Hunter’s sister, Chacon, said about an hour before police say the rape attack began, she drove by her brother’s trailer on the way to her own trailer in the same trailer park. She said she saw the front door to her brother’s trailer open and the lights on. Testimony during the trial showed her brother had thrown a barbeque party that night, with a box of liquor a family he was moving had left him because they couldn’t take the liquor overseas.

She said she found Hunter inside the trailer, stumbling and inebriated, along with Hunter’s brother in-law, who was sleeping in the living room. Another man was sleeping in the front yard, a homeless guy her brother employed in the trucking business. She said her brother was worried about the mess in the trailer because his wife was returning the next day from Missouri, where his wife had relatives.

“I told him, ‘We’ll come back over and clean the house tomorrow.

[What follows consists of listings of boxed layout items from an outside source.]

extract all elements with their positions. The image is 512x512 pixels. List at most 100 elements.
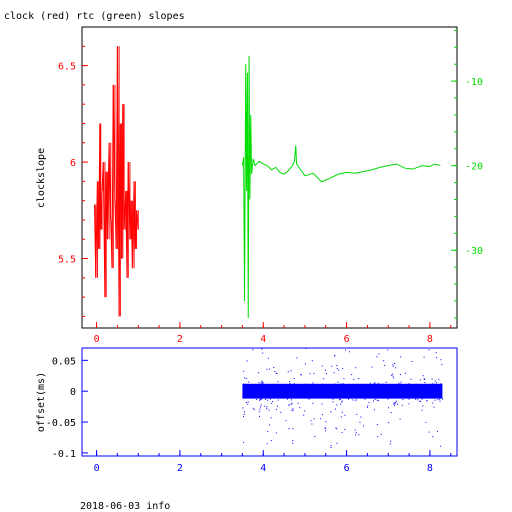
offset-x-tick-label: 6: [344, 463, 350, 474]
offset-point: [276, 405, 278, 407]
offset-point: [274, 370, 276, 372]
slope-y-axis-label: clockslope: [36, 148, 47, 208]
offset-point: [393, 377, 395, 379]
offset-point: [372, 400, 374, 402]
offset-point: [391, 374, 393, 376]
offset-point: [293, 383, 295, 385]
offset-point: [358, 378, 360, 380]
offset-point: [325, 421, 327, 423]
offset-point: [340, 383, 342, 385]
offset-point: [348, 351, 350, 353]
offset-point: [428, 431, 430, 433]
offset-point: [356, 383, 358, 385]
offset-point: [336, 368, 338, 370]
offset-point: [270, 439, 272, 441]
offset-point: [309, 373, 311, 375]
offset-point: [324, 427, 326, 429]
offset-point: [341, 401, 343, 403]
offset-point: [321, 383, 323, 385]
offset-point: [323, 378, 325, 380]
offset-point: [360, 416, 362, 418]
offset-point: [272, 400, 274, 402]
offset-point: [421, 398, 423, 400]
offset-point: [304, 363, 306, 365]
offset-point: [276, 372, 278, 374]
offset-point: [395, 401, 397, 403]
offset-point: [292, 442, 294, 444]
offset-point: [440, 445, 442, 447]
offset-point: [437, 399, 439, 401]
offset-point: [423, 378, 425, 380]
offset-point: [379, 383, 381, 385]
offset-point: [387, 398, 389, 400]
offset-point: [290, 370, 292, 372]
offset-point: [266, 406, 268, 408]
offset-point: [267, 431, 269, 433]
offset-point: [394, 362, 396, 364]
offset-point: [252, 349, 254, 351]
slope-y2-tick-label: -20: [465, 162, 483, 173]
offset-point: [256, 399, 258, 401]
offset-point: [321, 365, 323, 367]
offset-point: [435, 352, 437, 354]
offset-point: [291, 409, 293, 411]
offset-x-tick-label: 8: [427, 463, 433, 474]
offset-point: [369, 382, 371, 384]
offset-point: [288, 381, 290, 383]
offset-point: [242, 415, 244, 417]
offset-point: [399, 383, 401, 385]
offset-point: [399, 374, 401, 376]
slope-y2-tick-label: -30: [465, 246, 483, 257]
offset-point: [325, 373, 327, 375]
slope-y-tick-label: 5.5: [58, 255, 76, 266]
offset-point: [363, 425, 365, 427]
offset-point: [331, 365, 333, 367]
offset-point: [338, 369, 340, 371]
offset-point: [438, 378, 440, 380]
offset-point: [310, 420, 312, 422]
offset-point: [242, 407, 244, 409]
offset-point: [262, 352, 264, 354]
offset-point: [292, 428, 294, 430]
offset-point: [395, 367, 397, 369]
offset-point: [400, 356, 402, 358]
offset-point: [300, 374, 302, 376]
offset-point: [416, 383, 418, 385]
footer-label: 2018-06-03 info: [80, 501, 170, 512]
offset-point: [359, 421, 361, 423]
offset-point: [432, 383, 434, 385]
offset-point: [247, 403, 249, 405]
offset-point: [375, 383, 377, 385]
offset-point: [314, 435, 316, 437]
offset-point: [292, 408, 294, 410]
chart-title: clock (red) rtc (green) slopes: [4, 11, 185, 22]
offset-point: [258, 382, 260, 384]
offset-point: [355, 367, 357, 369]
offset-point: [334, 355, 336, 357]
offset-point: [392, 375, 394, 377]
offset-y-tick-label: -0.1: [52, 449, 76, 460]
offset-point: [246, 401, 248, 403]
offset-point: [312, 402, 314, 404]
offset-point: [374, 382, 376, 384]
offset-point: [304, 383, 306, 385]
offset-point: [398, 382, 400, 384]
offset-point: [353, 379, 355, 381]
offset-point: [394, 403, 396, 405]
offset-point: [439, 398, 441, 400]
offset-point: [259, 415, 261, 417]
offset-point: [337, 381, 339, 383]
offset-point: [260, 382, 262, 384]
offset-point: [322, 414, 324, 416]
offset-point: [336, 404, 338, 406]
offset-point: [422, 375, 424, 377]
offset-point: [376, 424, 378, 426]
offset-point: [335, 427, 337, 429]
offset-point: [415, 398, 417, 400]
offset-point: [297, 402, 299, 404]
offset-point: [330, 445, 332, 447]
offset-point: [334, 408, 336, 410]
offset-point: [291, 403, 293, 405]
offset-point: [392, 365, 394, 367]
offset-point: [260, 398, 262, 400]
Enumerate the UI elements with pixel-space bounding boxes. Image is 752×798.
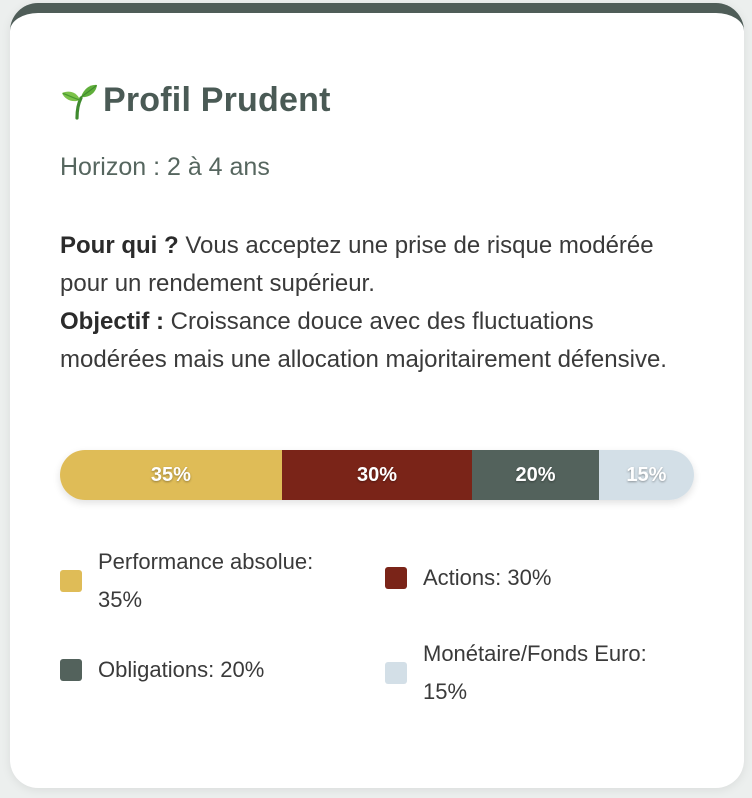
legend-item-actions: Actions: 30% [385, 559, 705, 597]
profile-header: Profil Prudent [59, 75, 331, 125]
pour-qui-text: Vous acceptez une prise de risque modéré… [60, 232, 654, 297]
sprout-icon [62, 84, 97, 120]
page-title: Profil Prudent [103, 80, 331, 119]
legend-label: Performance absolue: 35% [98, 549, 314, 612]
legend-swatch [385, 567, 407, 589]
legend-item-performance: Performance absolue: 35% [60, 543, 360, 619]
allocation-bar: 35% 30% 20% 15% [60, 450, 694, 500]
horizon-text: Horizon : 2 à 4 ans [60, 153, 270, 181]
legend-item-obligations: Obligations: 20% [60, 651, 360, 689]
legend-item-monetaire: Monétaire/Fonds Euro: 15% [385, 635, 705, 711]
objectif-text: Croissance douce avec des fluctuations m… [60, 308, 667, 373]
allocation-segment-monetaire: 15% [598, 450, 694, 500]
legend-label: Monétaire/Fonds Euro: 15% [423, 641, 647, 704]
allocation-segment-obligations: 20% [472, 450, 599, 500]
pour-qui-label: Pour qui ? [60, 232, 179, 259]
profile-description: Pour qui ? Vous acceptez une prise de ri… [60, 227, 700, 379]
legend-swatch [60, 659, 82, 681]
legend-label: Actions: 30% [423, 565, 552, 590]
legend-label: Obligations: 20% [98, 657, 265, 682]
legend-swatch [60, 570, 82, 592]
allocation-segment-performance: 35% [60, 450, 282, 500]
profile-card: Profil Prudent Horizon : 2 à 4 ans Pour … [10, 3, 744, 788]
objectif-label: Objectif : [60, 308, 165, 335]
legend-swatch [385, 662, 407, 684]
allocation-segment-actions: 30% [281, 450, 473, 500]
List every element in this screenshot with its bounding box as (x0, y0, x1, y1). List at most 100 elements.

Don’t worry about it,’” she recalled.


Chacon said she trundled her brother off to his bed, where she found him that next morning passed out. Police records show that morning when Hunter was told of the rape, he went out and bought a flowering plant for the victim, put the names of himself and his family on a card, and then spent time consoling the victim for about an hour.

“Unfortunately, they just focused on him,” Chacon said of police and prosecutors. “Eventually, you know, they’re just out to get somebody for it.”

She said after the rape, her brother expressed concern for her safety, installing surveillance cameras on her trailer and refusing to let her even get her mail on her own.

She wonders why prosecutors, police and the CBI continue to resist efforts to submit the crime scene evidence for new DNA testing and still won’t submit the fingerprints from the crime scene to a national database of convicted criminals’ fingerprints.

“How difficult is it to hand over the evidence and let it be redone?” she asked. “But they’ve been shot down left or right every time. There’s something wrong there. If they’ve got nothing to hide, then just hand it over.”